Shahrudin Mohamed Ali

Personal information
- Nationality: Malaysian
- Born: 5 May 1941 (age 85) Klang, Federated Malay States
- Height: 170 cm (5 ft 7 in)
- Weight: 62 kg (137 lb)

Sport
- Sport: Sprinting
- Event(s): 100 metres 200 metres

Medal record
Men's athletics
Representing Malaya
Asian Games
| Bronze medal – third place | 1962 Jakarta | 4 x 100 m Relay |
South East Asian Peninsular Games
| Silver medal – second place | 1959 Bangkok | 100 m |
| Silver medal – second place | 1959 Bangkok | 200 m |

= Shahrudin Mohd Ali =

Malaysian sprinter (born 1941)

Shahrudin Mohd Ali (born 5 May 1941) is a Malaysian former athlete and retired air force officer. Shahrudin represented Malaya in the men's 100 metres and 200 metres at the 1960 Summer Olympics. He later became deputy chief of the Royal Malaysian Air Force (RMAF), reaching the rank of major general.

==Early life==
Shahrudin was born in Klang in 1941 and attended Malacca High School.

==Military career==
Shahrudin enlisted in the Royal Federation of Malaya Air Force (later known as the Royal Malaysian Air Force) in 1960, the same year he competed at the Olympics. He entered as a cadet officer and trained at the Federation Military College in Port Dickson, which prepared elite officer candidates for military leadership roles.

He was trained as a fighter pilot and flew a variety of military aircraft during his service. Over the course of a career spanning more than three decades, Shahrudin held a number of senior operational and command positions within the RMAF, and was involved in shaping the development of Malaysia's air force during its formative years following independence.

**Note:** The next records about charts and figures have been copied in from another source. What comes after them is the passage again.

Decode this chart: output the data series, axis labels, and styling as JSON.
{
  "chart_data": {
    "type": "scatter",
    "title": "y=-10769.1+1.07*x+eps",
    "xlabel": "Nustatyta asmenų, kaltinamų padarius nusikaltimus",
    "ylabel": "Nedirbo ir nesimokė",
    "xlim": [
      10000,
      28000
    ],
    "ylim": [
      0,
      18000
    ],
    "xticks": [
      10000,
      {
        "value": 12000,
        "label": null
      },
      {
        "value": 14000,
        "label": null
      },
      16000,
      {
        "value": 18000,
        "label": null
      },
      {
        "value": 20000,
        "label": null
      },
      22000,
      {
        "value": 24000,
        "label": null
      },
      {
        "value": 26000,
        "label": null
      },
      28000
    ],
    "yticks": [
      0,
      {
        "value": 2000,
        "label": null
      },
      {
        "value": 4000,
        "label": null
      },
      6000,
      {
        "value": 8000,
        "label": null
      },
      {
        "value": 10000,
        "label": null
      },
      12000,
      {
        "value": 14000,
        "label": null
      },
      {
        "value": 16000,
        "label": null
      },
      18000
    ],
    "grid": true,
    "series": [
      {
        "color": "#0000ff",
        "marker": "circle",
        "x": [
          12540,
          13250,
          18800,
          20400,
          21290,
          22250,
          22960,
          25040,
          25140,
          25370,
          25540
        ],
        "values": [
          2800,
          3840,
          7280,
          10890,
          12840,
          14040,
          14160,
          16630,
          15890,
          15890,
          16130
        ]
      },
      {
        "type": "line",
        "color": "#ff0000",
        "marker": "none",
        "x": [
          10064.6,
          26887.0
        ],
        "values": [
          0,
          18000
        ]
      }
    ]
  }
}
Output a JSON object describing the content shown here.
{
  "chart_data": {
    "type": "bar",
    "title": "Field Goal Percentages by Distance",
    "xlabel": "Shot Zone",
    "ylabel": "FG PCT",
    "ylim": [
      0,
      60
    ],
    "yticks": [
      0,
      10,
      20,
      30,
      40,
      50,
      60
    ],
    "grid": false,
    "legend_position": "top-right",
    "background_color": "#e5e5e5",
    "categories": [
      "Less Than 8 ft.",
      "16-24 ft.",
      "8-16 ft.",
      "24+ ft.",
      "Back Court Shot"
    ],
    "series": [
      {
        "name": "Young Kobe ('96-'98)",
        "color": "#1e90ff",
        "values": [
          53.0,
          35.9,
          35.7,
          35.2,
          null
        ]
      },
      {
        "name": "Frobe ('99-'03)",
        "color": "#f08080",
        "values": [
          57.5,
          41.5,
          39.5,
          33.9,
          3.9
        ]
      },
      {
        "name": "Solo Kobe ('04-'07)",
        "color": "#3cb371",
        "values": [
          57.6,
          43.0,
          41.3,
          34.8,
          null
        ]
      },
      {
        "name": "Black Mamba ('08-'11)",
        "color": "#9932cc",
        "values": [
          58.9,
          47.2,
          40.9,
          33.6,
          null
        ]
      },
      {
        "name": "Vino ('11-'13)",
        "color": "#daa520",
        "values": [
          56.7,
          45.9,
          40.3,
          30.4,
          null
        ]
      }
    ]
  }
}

He rose through the ranks and ultimately attained the rank of Major General, among the highest positions within the air force, serving as Deputy Chief of the RMAF.

Following his retirement from active duty, Shahrudin remained active in defence circles, contributing to veterans’ welfare initiatives and representing Malaysia in regional military forums. He was also known for promoting physical fitness and sports among service personnel well into his later years.

==Sport career==
At the 1959 Southeast Asian Peninsular Games, Shahrudin won silver medals in the 100m and 200m events.

Shahrudin was Malaya's flagbearer at the 1960 Summer Olympics. He competed in the men's 100 metres and 200 metres events.

In 1962, Shahrudin won a bronze medal as part of Malaya's 4 x 100m relay team at the 1962 Asian Games.

A keen rugby union player, Shahrudin helped found the RMAF Blackhawks Rugby Club and later served as vice-president of the Malaysian Rugby Union.

In 2012, Shahrudin was inducted into the Olympic Council of Malaysia's hall of fame.